Anam’s work is a tell all field work and cover almost all important aspects even themes like CPEC diplomacy, cross border life and routine cease fire violations, Hurriyat, militants and the cause of Kashmir’s self determination, UN reports, media and military adventurism, China’s rise and fatal advances, Trump’s Presidency and Kashmir issue, eroding democracy, choked voices and puppet governments in PoK along with rich and factual inferences on the Indian Side of Kashmir as well.

The unique feature of this book is author’s objectivity and no agenda based writing purely like a sociologist. The apt title and insightful and eloquent essays written like short stories without any use of jargon bring people at the centre of the debate and argue that it is these insignificant, ignored and silenced people who are the real stakeholders and real owners of Jammu and Kashmir. The cover of the book however is too much filled with advance praise for the book by a galaxy of big names and writers purely depicting the marketing strategy which I think such a dense, serious and rich ethnography doesn’t need at all.
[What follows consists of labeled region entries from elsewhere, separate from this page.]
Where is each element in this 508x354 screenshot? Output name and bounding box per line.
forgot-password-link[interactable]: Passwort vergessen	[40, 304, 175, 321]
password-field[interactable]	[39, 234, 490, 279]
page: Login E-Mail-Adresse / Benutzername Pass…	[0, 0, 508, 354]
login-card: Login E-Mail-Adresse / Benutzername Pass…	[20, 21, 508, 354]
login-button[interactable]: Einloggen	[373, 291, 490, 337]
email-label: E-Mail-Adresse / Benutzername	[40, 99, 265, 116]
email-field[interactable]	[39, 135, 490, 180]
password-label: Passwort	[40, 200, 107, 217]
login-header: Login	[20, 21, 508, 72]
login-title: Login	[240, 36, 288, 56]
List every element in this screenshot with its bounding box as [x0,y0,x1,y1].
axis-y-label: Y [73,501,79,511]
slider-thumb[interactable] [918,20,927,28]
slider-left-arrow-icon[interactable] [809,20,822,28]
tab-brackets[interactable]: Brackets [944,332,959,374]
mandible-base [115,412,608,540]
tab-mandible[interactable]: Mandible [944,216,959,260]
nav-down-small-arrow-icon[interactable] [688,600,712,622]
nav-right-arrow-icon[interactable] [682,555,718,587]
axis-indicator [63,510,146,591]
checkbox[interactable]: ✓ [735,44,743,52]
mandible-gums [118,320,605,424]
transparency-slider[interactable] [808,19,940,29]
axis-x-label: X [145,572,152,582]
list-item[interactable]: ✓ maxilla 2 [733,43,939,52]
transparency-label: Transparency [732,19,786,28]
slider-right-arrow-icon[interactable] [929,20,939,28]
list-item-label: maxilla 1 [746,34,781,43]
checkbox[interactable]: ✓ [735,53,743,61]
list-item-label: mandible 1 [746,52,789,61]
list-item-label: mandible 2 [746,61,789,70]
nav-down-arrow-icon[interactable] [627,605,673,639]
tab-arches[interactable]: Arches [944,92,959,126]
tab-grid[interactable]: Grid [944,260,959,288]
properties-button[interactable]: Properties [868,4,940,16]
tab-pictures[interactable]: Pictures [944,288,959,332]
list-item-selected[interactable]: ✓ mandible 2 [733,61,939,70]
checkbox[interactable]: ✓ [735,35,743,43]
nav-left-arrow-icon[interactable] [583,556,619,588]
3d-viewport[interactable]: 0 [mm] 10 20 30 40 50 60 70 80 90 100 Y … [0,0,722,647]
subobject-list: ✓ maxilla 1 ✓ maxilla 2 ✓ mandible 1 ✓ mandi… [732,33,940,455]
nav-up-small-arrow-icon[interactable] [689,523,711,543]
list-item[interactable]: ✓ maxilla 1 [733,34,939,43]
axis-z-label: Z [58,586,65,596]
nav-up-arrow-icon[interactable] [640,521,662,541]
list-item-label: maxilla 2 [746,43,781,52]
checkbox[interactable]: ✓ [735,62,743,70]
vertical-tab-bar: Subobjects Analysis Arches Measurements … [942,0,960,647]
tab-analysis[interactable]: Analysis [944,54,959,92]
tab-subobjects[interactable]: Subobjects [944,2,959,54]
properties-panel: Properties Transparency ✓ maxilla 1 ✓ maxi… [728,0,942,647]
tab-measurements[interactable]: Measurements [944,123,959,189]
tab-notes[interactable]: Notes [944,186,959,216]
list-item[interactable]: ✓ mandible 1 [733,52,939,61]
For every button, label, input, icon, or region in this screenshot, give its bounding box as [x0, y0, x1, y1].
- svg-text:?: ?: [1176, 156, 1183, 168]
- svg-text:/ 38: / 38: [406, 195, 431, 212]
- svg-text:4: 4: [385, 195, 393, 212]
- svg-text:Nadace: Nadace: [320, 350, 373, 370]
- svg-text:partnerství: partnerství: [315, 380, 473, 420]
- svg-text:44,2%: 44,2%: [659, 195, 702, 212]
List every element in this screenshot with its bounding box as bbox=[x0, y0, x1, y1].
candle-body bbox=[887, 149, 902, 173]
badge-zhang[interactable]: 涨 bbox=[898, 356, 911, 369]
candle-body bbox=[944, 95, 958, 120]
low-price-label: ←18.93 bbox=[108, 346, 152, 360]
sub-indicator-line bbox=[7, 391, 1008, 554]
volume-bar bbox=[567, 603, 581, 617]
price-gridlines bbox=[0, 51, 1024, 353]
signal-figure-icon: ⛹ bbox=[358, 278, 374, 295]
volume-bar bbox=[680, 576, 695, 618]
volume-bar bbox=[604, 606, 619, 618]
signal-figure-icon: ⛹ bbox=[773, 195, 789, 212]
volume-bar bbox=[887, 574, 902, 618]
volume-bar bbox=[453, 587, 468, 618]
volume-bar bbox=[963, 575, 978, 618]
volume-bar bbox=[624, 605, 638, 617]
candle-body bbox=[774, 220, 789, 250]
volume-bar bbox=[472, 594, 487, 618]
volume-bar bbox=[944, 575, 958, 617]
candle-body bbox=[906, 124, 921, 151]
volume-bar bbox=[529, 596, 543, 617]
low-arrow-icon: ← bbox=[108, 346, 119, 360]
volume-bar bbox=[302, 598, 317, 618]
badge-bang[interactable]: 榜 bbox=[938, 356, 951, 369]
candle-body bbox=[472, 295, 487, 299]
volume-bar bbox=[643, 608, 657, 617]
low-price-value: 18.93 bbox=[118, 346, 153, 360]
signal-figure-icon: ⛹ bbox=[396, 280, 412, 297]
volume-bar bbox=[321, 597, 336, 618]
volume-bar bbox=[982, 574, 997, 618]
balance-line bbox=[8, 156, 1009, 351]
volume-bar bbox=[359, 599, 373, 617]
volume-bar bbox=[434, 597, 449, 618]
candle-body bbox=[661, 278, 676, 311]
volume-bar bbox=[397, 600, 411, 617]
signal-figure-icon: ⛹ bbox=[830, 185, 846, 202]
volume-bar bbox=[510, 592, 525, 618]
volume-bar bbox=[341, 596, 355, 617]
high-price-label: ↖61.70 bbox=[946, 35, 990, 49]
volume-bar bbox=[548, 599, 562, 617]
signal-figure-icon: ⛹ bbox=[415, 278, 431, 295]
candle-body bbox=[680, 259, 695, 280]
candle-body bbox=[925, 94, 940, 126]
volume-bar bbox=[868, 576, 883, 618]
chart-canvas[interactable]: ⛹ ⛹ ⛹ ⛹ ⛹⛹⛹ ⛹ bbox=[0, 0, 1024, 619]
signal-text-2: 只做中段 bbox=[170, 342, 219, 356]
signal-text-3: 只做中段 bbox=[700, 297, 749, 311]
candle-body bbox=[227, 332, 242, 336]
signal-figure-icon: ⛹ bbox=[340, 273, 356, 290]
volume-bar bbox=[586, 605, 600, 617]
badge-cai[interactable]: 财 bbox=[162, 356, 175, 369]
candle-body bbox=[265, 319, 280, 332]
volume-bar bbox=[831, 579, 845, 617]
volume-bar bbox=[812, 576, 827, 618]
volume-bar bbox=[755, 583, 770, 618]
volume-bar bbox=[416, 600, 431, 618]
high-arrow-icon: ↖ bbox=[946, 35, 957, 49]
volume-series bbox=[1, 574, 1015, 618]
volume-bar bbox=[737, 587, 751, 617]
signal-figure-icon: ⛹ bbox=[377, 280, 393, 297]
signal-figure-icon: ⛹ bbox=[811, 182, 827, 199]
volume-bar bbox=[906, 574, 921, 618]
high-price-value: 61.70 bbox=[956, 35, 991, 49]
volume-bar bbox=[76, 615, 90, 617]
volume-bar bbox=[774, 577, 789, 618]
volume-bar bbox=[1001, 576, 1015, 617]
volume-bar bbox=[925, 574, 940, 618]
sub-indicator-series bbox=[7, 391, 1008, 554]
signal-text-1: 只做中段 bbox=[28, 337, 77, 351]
I call it a peoples’ book and a fact file of the peoples lived reality in Pakistan administered Kashmir as it is all about them and making ground for more insightful narratives, invoking fresh perspectives in Kashmir studies, raising valid questions and challenging the official existing knowledge systems and thinking of conflict cultures, people’s resilience amid prolonged suffering and victimhood. The massive field coverage and hard work invested clearly reflects that this work is Anam Zakaria’s labour of love.